The 20th century happened in Cracow. And the answer to the 20th century was given there, too.
Prior to Faustina’s canonization, some grumbled that John Paul II was privileging a unique, Polish experience of Catholic piety by putting the divine mercy at the center of the Great Jubilee of 2000. That didn’t strike me as very persuasive then. And in light of Father de Souza’s insightful observation about the singular way that Cracow embodies the 20th century, it doesn’t strike me as very persuasive now.
John Paul II had a keen insight into the way in which the two totalitarianisms of the 20th century had shredded the moral and spiritual fabric of humanity.

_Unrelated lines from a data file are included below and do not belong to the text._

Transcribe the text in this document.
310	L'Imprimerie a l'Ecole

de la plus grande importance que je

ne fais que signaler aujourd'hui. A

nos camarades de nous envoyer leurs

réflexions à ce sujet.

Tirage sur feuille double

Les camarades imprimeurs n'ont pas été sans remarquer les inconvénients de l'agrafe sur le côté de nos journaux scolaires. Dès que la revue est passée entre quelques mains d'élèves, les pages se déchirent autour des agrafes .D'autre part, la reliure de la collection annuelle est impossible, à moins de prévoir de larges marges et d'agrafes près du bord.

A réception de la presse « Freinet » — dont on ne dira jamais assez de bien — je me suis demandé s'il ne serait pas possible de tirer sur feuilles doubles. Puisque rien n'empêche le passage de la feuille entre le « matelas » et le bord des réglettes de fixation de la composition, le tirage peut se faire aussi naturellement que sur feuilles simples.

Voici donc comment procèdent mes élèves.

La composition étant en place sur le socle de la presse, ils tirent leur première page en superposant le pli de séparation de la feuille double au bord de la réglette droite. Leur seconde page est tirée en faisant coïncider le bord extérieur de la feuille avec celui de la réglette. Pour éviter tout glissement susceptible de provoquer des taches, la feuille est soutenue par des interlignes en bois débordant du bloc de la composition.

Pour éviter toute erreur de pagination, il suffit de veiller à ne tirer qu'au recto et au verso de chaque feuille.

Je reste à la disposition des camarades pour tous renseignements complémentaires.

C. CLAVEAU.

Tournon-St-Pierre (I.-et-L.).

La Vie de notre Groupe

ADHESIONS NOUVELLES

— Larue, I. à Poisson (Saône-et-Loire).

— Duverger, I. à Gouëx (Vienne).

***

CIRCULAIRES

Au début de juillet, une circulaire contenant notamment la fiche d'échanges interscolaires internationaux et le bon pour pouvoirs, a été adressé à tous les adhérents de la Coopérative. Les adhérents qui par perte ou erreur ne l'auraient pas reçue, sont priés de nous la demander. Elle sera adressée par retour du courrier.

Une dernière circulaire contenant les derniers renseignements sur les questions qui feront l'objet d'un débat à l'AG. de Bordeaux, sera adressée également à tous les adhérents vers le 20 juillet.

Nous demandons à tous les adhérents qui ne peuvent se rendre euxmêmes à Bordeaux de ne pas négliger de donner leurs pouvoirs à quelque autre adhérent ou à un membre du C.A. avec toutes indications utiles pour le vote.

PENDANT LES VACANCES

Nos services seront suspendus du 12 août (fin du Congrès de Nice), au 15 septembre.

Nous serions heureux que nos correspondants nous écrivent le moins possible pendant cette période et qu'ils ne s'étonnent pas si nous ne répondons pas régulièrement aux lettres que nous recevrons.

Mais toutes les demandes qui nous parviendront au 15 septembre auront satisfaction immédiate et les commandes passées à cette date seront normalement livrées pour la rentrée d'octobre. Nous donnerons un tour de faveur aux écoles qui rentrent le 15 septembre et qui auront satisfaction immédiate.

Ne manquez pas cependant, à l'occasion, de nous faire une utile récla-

The Gulag and the Nazi death camps; the Ukrainian terror famine, the genocide of the Chinese “cultural revolution,” the Cambodian genocide—all of this, and more, had left 21st-century humanity with a terrible burden of guilt. And to whom could those terrible crimes be confessed: those sins that had made an abattoir out of a century imagined, at its outset, to be one of unlimited human progress? How could the guilt piled up by of so many crimes be expiated?
According to Aleksandr Solzhenitsyn, another man who read history through Slavic cultural lenses, the unique horrors of the 20th century had taken place because (as the Russian novelist and chronicler put it in his 1983 Templeton Prize lecture) men and women had forgotten God: “The failings of human consciousness, deprived of its divine dimension, have been a determining factor in all the major crimes of this century.” French theologian Henri de Lubac made a similar point in The Drama of Atheist Humanism: the 20th century proved that men and women could indeed organize the world without God; but without God, they could only organize it against each other.
John Paul II knew all of this. That is why he wanted to “universalize” the message of the divine mercy that had been given in Cracow as the answer to the anguish and despair caused by the horrors of the 20th century. The God of the Bible, a God of infinite mercy, was the One to whom the burden of the 20th century could be brought for expiation.
Keeping all this in mind would help the planners of World Youth Day 2016 give that gathering a particular focus and resonance.